23. Merge k Sorted Lists
Problem
https://leetcode.com/problems/merge-k-sorted-lists/
Merge k sorted linked lists and return it as one sorted list. Analyze and describe its complexity.
Solution
Solution0
A straight forward solution would be ((lsit1 + list2) + list3) + list4 ....
The time complexity would be:O(2n + 3n + 4n + ... + kn) =>O(n * ((2+k) * (k-1) / 2)) =>O(n * k^2)
Solution1
Store the first item of every list in a Priority Queue. The head of the queue would be the smallest.
Adding an item into a priority queue takes O(logk), so the time complexity would be O(n * k * logk)
/**
* Definition for singly-linked list.
* function ListNode(val) {
* this.val = val;
* this.next = null;
* }
*/
/**
* @param {ListNode[]} lists
* @return {ListNode}
*/
var mergeKLists = function(lists) {
if (lists.length <= 0) {
return null
}
function PriorityQueue(compare) {
this._heap = []
this._compare = typeof compare === 'function'? compare : function(a, b) {
return a - b
}
}
PriorityQueue.prototype.shift = function shift() {
let heap = this._heap
let compare = this._compare
// empty heap
if (heap.length <= 0) { return }
// the root has the highest priority
let result = heap[0]
// put the last node(lowest priority) onto the root
heap[0] = heap[heap.length-1]
heap.length -= 1
// then heapify top down
heapify(0)
function heapify(i) {
// assume this node has the highest priority
let max = i
// then check its left and right children
let left = i * 2 + 1
if (left < heap.length && compare(heap[left], heap[max]) > 0) {
max = left
}
let right = i * 2 + 2
if (right < heap.length && compare(heap[right], heap[max]) > 0) {
max = right
}
// swap the higher child up then check the new child
if (max !== i) {
let t = heap[max]
heap[max] = heap[i]
heap[i] = t
heapify(max)
}
}
return result
}
PriorityQueue.prototype.push = function push(item) {
let heap = this._heap
let compare = this._compare
// put the new node in lowest priority
heap[heap.length] = item
// then heapify bottom up
let i = heap.length - 1
while (i > 0) {
let parent = Math.floor((i - 1) / 2)
// parent has higher priority, end of heapify
if (compare(heap[parent], heap[i]) >= 0) {
break
}
// otherwise swap the value
let t = heap[i]
heap[i] = heap[parent]
heap[parent] = t
// pop the node up
i = parent
}
}
PriorityQueue.prototype.isEmpty = function isEmpty() {
return this._heap.length <= 0
}
let minQueue = new PriorityQueue(function(nodeA, nodeB) {
return nodeB.val - nodeA.val
})
let result = new ListNode(null)
let p = result
// push the first node of each list into the queue
for (let i = 0; i < lists.length; i += 1) {
if (lists[i]) {
minQueue.push(lists[i])
}
}
while (!minQueue.isEmpty()) {
let node = minQueue.shift()
p.next = new ListNode(node.val)
p = p.next
if (node.next) {
minQueue.push(node.next)
}
}
if (result.next) {
// dump the first node
return result.next
} else {
return null
}
};
Solution2
Divide and Conquer.
Keep dividing the lists into two parts until there are only two left, then merge them back.

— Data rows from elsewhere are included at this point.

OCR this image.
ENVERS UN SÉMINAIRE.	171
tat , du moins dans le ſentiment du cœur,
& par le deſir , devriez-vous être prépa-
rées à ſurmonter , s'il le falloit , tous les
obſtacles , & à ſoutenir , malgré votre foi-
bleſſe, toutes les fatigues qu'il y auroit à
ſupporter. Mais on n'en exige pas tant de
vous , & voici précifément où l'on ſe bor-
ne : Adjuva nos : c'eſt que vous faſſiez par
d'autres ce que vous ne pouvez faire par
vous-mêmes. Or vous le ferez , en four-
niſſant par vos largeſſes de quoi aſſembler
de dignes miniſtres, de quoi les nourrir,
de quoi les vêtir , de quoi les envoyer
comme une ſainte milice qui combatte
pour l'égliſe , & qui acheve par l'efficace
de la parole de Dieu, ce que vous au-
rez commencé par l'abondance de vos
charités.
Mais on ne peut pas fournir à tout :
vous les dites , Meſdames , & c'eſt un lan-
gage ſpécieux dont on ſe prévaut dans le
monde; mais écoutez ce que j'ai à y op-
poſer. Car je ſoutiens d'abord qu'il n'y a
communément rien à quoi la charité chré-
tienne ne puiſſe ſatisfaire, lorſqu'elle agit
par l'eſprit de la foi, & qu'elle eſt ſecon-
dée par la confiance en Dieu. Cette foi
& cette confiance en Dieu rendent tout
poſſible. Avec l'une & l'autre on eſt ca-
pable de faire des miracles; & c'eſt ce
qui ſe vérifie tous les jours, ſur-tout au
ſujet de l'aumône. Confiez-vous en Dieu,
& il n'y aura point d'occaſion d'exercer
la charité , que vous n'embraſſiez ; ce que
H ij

The time complexity would be:T(k) = 2 * T(k/2) + O(n*k)O(k^(log2)) = O(k) < O(n*k)
So T(k) = O(n * k * logk)
/**
* Definition for singly-linked list.
* function ListNode(val) {
* this.val = val;
* this.next = null;
* }
*/
/**
* @param {ListNode[]} lists
* @return {ListNode}
*/
var mergeKLists = function(lists) {
if (lists.length <= 0) {
return null
}
return mergeHelper(0, lists.length-1)
function mergeHelper(index1, index2) {
if (index1 === index2) {
return lists[index1]
}
let midIndex = Math.floor(index1 + (index2 - index1) / 2)
return mergeTwoLists(mergeHelper(index1, midIndex), mergeHelper(midIndex+1, index2))
function mergeTwoLists(list1, list2) {
let result = new ListNode(null)
let p = result
while(list1 || list2) {
let node = new ListNode(null)
if (!list1) {
node.val = list2.val
list2 = list2.next
} else if (!list2) {
node.val = list1.val
list1 = list1.next
} else {
if (list1.val < list2.val) {
node.val = list1.val
list1 = list1.next
} else {
node.val = list2.val
list2 = list2.next
}
}
p.next = node
p = p.next
}
if (result.next) {
return result.next
} else {
return null
}
}
}
};